Поскольку психиатр зависим от описаний, которые дает своему состоянию сам больной, и интерпретирует их по аналогии с собственными переживаниями, все уси­лия в ходе беседы должны направляться на создание таких условий, чтобы дать пациенту возможность высказаться полностью. А. Кемпинский (1978) напоминал, например, что психиатрический контакт парализует атмосфера спешки; необходима интимная атмосфера, тогда как присутствие третьих лиц мешает. Требуется обеспечить минимум удобств: помещение не должно вызывать каких-то неприятных ассоциа­ций у больного и рассеивать его внимание, оно также должно быть в достаточной степени звуконепроницаемым, нужно заранее позаботиться о том, чтобы беседа не прерывалась никаким посторонним вмешательством. Существует целый ряд правил и приемов, обеспечивающих наиболее оптимальный режим проведения беседы. На­пример, указывается [Гельдер М., Гэт Д., Мейо Р., 1997], что не следует усаживать пациента непосредственно напротив врача; стул, на котором сидит пациент, должен быть достаточно высок, чтобы ему не приходилось все время смотреть на врача снизу вверх и у него не возникало гнетущего ощущения, что он находится под постоянным пристальным наблюдением. Во время беседы врач должен сидеть за письменным столом, чтобы иметь возможность делать заметки, поскольку в противном случае не гарантируется точность описания. Чтобы не привлекать внимания пациента, лучше поместить его у торца письменного стола, слева от врача, пишущего правой рукой, что способствует созданию непринужденной атмосферы и позволяет врачу, наблюдая за больным, одновременно делать заметки.

Основная цель подобных рекомендаций — достижение активности больного, вы­ступающего не просто в роли объекта исследования, но и полноправного наблюдателя психических процессов, субъектом которых он является. Полноценное исследование душевных переживаний поэтому может быть достигнуто только в ходе диалога. Его специфика задается многими факторами — возрастом, полом, образовательным уров­нем и социальным статусом пациента, которые определяют своеобразие психического опыта, диапазон эмоционального реагирования, в связи с чем психиатр всегда должен быть готов к гибкому отклику на возникающую перед ним психическую реальность.
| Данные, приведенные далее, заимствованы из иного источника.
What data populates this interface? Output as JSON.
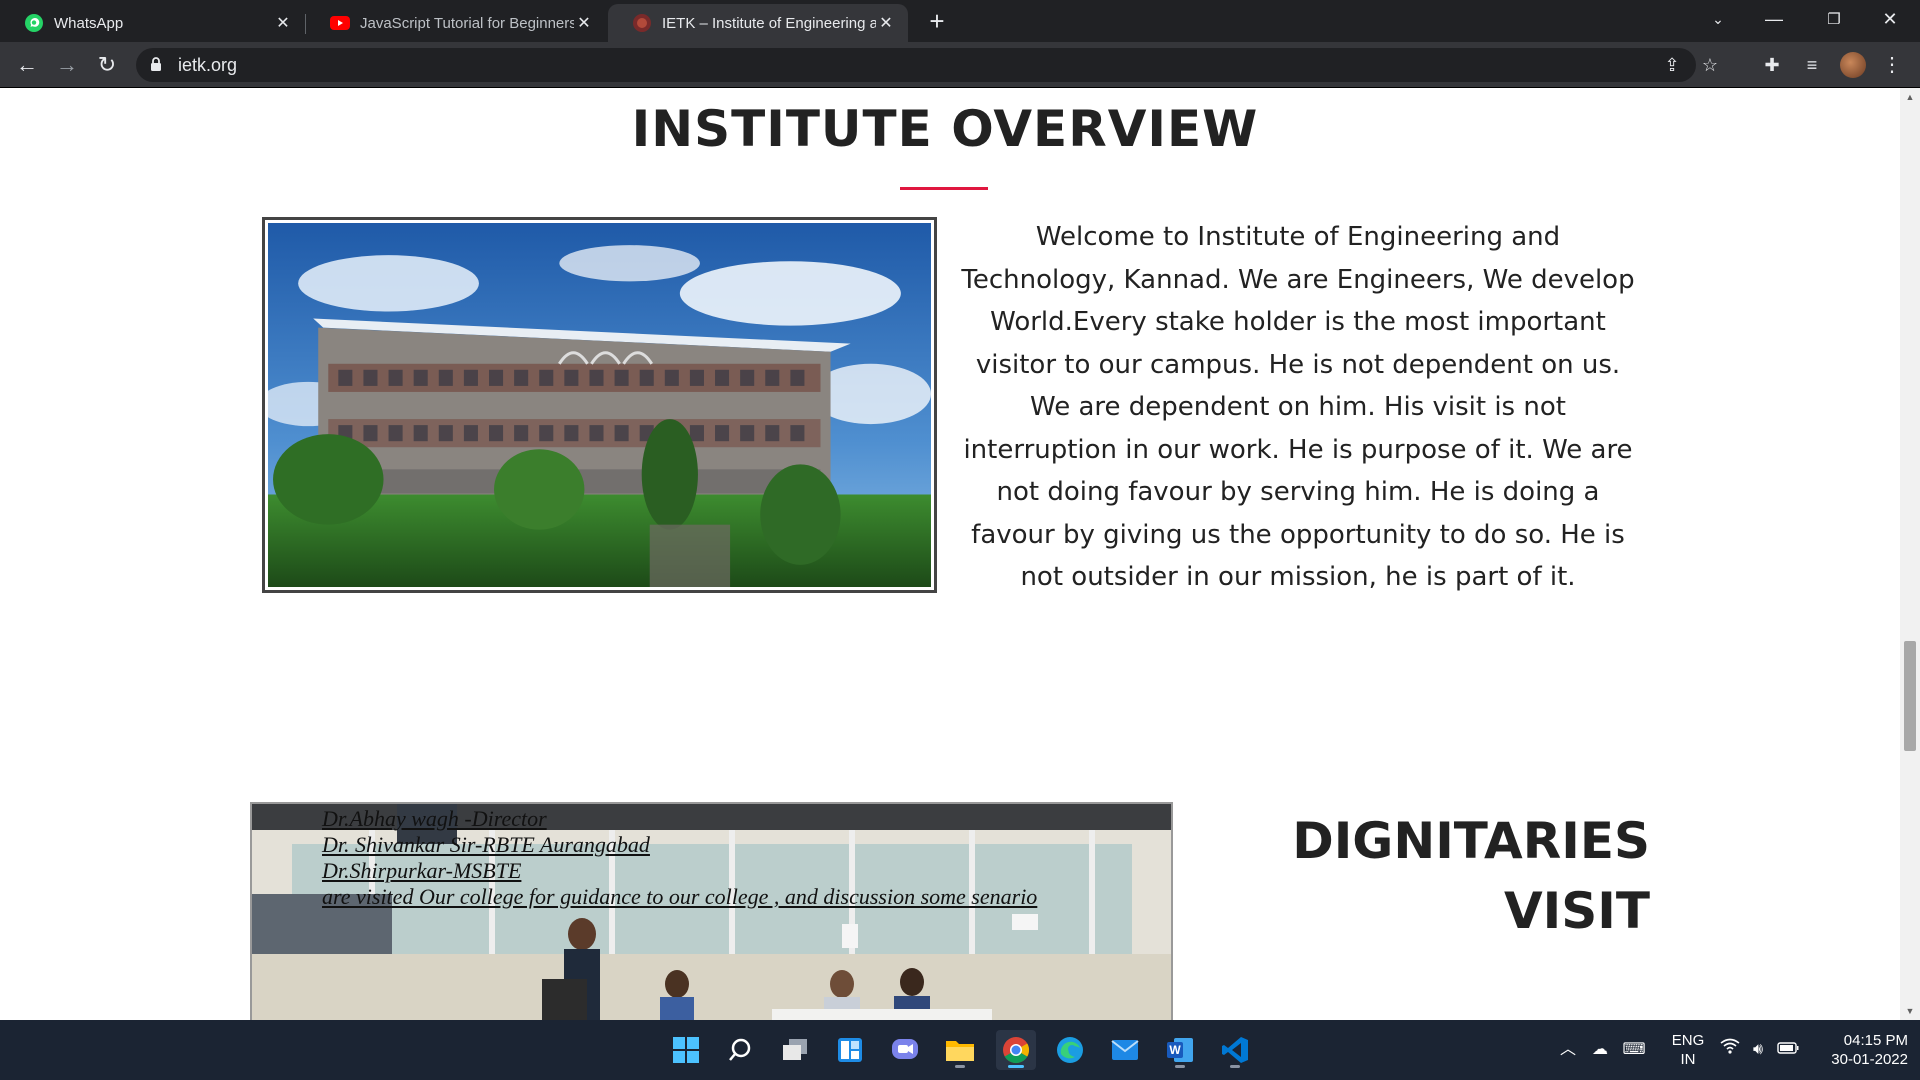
{
  "browser": {
    "tabs": [
      {
        "title": "WhatsApp",
        "active": false
      },
      {
        "title": "JavaScript Tutorial for Beginners: ",
        "active": false
      },
      {
        "title": "IETK – Institute of Engineering an",
        "active": true
      }
    ],
    "url": "ietk.org"
  },
  "page": {
    "overview_title": "INSTITUTE OVERVIEW",
    "welcome_text": "Welcome to Institute of Engineering and Technology, Kannad. We are Engineers, We develop World.Every stake holder is the most important visitor to our campus. He is not dependent on us. We are dependent on him. His visit is not interruption in our work. He is purpose of it. We are not doing favour by serving him. He is doing a favour by giving us the opportunity to do so. He is not outsider in our mission, he is part of it.",
    "visit_caption": [
      "Dr.Abhay wagh -Director",
      "Dr. Shivankar Sir-RBTE Aurangabad",
      "Dr.Shirpurkar-MSBTE",
      "are visited Our college for guidance to our college , and discussion some senario"
    ],
    "dignitaries_title_line1": "DIGNITARIES",
    "dignitaries_title_line2": "VISIT",
    "accent_color": "#e0173f"
  },
  "taskbar": {
    "apps": [
      "start",
      "search",
      "task-view",
      "widgets",
      "chat",
      "file-explorer",
      "chrome",
      "edge",
      "mail",
      "word",
      "vscode"
    ],
    "language": {
      "line1": "ENG",
      "line2": "IN"
    },
    "time": "04:15 PM",
    "date": "30-01-2022"
  }
}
С. Ю. Циркин, М. А. Кулыгина (1998) указывают, что расположить к себе пациента становится возможным, если стиль общения, выбранный врачом, учитывает его характерологический тип, т.е. соответствует внутренним запросам больного, его поведенческим тактикам и эмоциональным реакциям, его психологическим требовани­ям, зачастую неосознаваемым, к манере поведения психиатра. Это взаимодействие на начальных этапах для установления контакта состоит либо в подстройке к стержневым свойствам характера (консонирующий стиль), либо в умеренной конфронтации с ними (диссонирующий стиль). Так, консонирующий стиль взаимодействия может быть успешным при общении с пациентами параноического, истерического, циклоидного склада характера, тогда как диссонирующий стиль дает положительный эффект при общении с пациентами, в характере которых преобладают шизоидные, психастени­ческие, эпилептоидные черты.

В связи с феноменологией речевых расстройств М. С. Роговин (1973) оста­навливался на особом свойстве языка, которое важно на начальном этапе исследо­вания, —- транспарентности (прозрачности) языковых значений. С утратой этого свойства в речи больного исследователь часто встречается в первую очередь. Поэто-



Часть I. Теоретические и организационные основы судебной психиатрии


му на начальных этапах диалога установление должного (продуктивного) контакта связано с достижением уверенности в том, что смысловой контекст речевых понятий пациента и психиатра совпадает или, по крайней мере, последним улавливается своео­бычность речевых высказываний собеседника. В целом задаваемые вопросы должны быть по возможности краткими, простыми и понятными пациенту, однозначными, т.е. содержать лишь одну мысль. Доступность вопросов определяется совпадением их лексики с речевой практикой пациента, которая зависит от словарного (лингвисти­ческого), образовательного, культурного уровня, а также культуральных, языковых, национальных и этнических факторов, что требует от психиатра точной оценки соот­ветствующего статуса опрашиваемого.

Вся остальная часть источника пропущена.